In very broad phases, this is what Cakelisp does/is:
- Tokenizer and evaluator written in C++
- Export evaluated output to C/C++
- Compile generated C/C++
Cakelisp itself is extended via “generators”, which are functions which take Cakelisp tokens and output C/C++ source code. Because generators are written in C++, generators can also be written in Cakelisp! Cakelisp will compile the generators in a module into a dynamic library, then load that library before continuing parsing the module.
Macros are similar to generators, only they output Cakelisp tokens instead of C/C++ code. Macro definitions also get compiled to C/C++, using the same generators which compile regular Cakelisp functions. Macros in Cakelisp are much more powerful than C’s preprocessor macros, which can only do simple text templating. For example, you could write a Cakelisp macro which generates functions conditionally based on the types of members in a struct.

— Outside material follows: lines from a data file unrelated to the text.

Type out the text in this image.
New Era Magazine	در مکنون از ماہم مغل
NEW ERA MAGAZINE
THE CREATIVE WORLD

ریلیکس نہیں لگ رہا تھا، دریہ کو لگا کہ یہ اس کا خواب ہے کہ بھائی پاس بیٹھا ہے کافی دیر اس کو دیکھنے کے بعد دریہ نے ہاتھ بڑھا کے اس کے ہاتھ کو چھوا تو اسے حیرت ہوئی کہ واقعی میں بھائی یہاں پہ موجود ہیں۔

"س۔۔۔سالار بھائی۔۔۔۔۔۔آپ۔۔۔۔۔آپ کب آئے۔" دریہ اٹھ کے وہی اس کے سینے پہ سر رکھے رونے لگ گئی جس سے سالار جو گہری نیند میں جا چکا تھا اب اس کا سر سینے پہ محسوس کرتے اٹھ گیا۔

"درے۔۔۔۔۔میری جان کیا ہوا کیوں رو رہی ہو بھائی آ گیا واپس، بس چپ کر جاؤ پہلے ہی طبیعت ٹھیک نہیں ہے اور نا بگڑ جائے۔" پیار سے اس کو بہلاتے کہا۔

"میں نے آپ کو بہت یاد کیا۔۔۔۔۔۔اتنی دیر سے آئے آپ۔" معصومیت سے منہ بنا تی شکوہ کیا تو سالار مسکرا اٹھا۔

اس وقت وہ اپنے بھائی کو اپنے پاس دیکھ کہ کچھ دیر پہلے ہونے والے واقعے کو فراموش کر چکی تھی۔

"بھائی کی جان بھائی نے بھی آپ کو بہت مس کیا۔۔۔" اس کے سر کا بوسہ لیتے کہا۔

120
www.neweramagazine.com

The only thing the evaluator meaningfully does is call C/C++ functions based on the original or macro-generated Cakelisp tokens. There is no interpreter - compile-time code must be compiled before it can be executed.
- Tokenize
.cake
file into Token array - Iterate through token array, looking for macro/generator definitions
- If there are macro/generator definitions, generate code for those definitions, compile it, load it via dynamic linking, then add it to the environment’s macro/generator table. Base-level generators are written in C++ to bootstrap the language
- Iterate through token array, looking for macro/invocations
- Run macro/generator as requested by invocation
- Return to step 2 in case generators created generators
- Once no generators are invoked, output the generator operations
- From generator operations, create C/C++ header and source files, as well as line mapping files. Mapping files will record C source location to Cakelisp source location pairs, so debuggers, C compiler errors etc. all map back to the Cakelisp that caused that line
- Compile generated C/C++ files. If there are warnings or errors, use the mapping file to associate them back to the original Cakelisp lines that caused that code to be output
This is somewhat inaccurate. The pipeline is a bit more complicated:
- For each file (module) imported or included in the Cakelisp command
- Tokenize and evaluate the module, making note of all unknown references (any function invocation not already in the environment)

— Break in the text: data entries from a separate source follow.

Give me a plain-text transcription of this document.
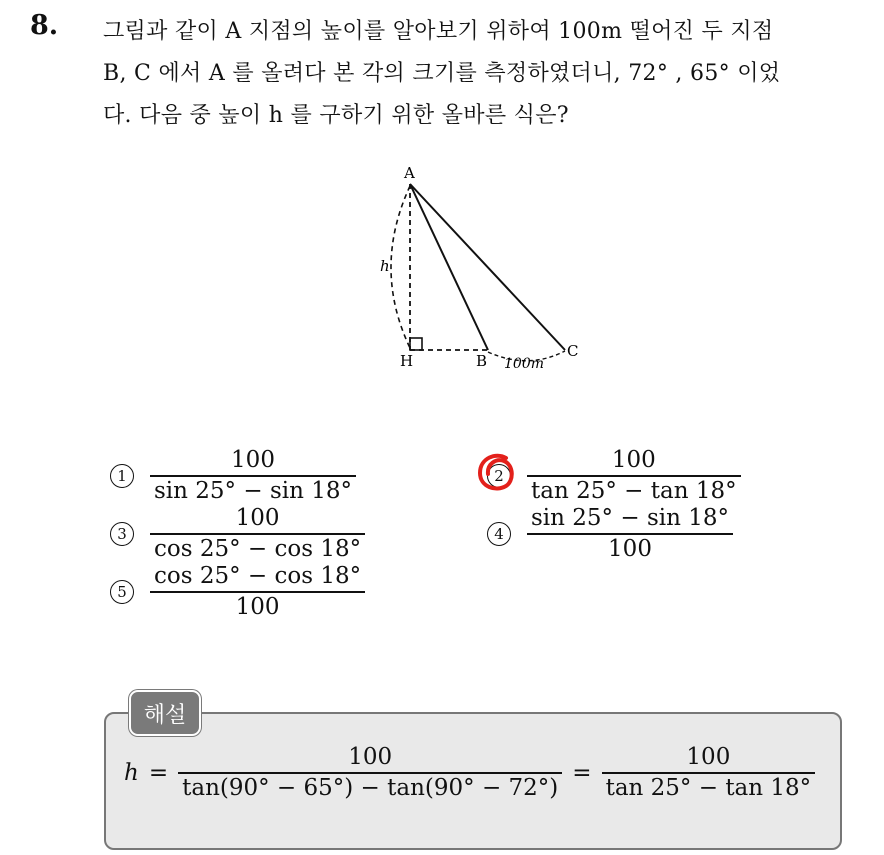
8. 그림과 같이 A 지점의 높이를 알아보기 위하여 100m 떨어진 두 지점
B, C 에서 A 를 올려다 본 각의 크기를 측정하였더니, 72° , 65° 이었
다. 다음 중 높이 h 를 구하기 위한 올바른 식은?
A
H	B
C
h
100m
1	$\frac{100}{\sin 25^\circ - \sin 18^\circ}$	2	$\frac{100}{\tan 25^\circ - \tan 18^\circ}$
3	$\frac{100}{\cos 25^\circ - \cos 18^\circ}$	4	$\frac{\sin 25^\circ - \sin 18^\circ}{100}$
5	$\frac{\cos 25^\circ - \cos 18^\circ}{100}$
해설
$h = \frac{100}{\tan(90^\circ - 65^\circ) - \tan(90^\circ - 72^\circ)} = \frac{100}{\tan 25^\circ - \tan 18^\circ}$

- After all modules are evaluated, resolve references
Resolving references involves multiple stages:
- Determine which definitions (macros, generators, and functions) need to be built
- For each required definition, determine if it can be built (if all its references are loaded)
- Build all required definitions which can be built, guessing whether unknown references are C/C++ function calls
- For all definitions which are built successfully, resolve references to those definitions (evaluate knowing now what the reference is; macros, generators, and C/C++ function invocations all have different paths)
- Return to step 1 because definitions and references to them can create new definitions which resolve other references
The “guessing” part of the resolving references stage is something I think is unique to Cakelisp. In order to avoid requiring bindings, Cakelisp must guess as to whether an invocation is a valid C/C++ function call. When the guess is incorrect, Cakelisp will not try to compile the referent definition until something about the environment changes, which makes the chances of a successful compilation for that definition increase. I call this “speculative compilation”.
The drawback to speculative compilation is costly failed compilations, but they can be minimized if hints are added. Additionally, it is only necessary during clean builds - partial builds will use definitions which have already been compiled. In this way, compile-time code execution can be imagined as extensions to the Cakelisp transpiler, written inline with “shipping” code.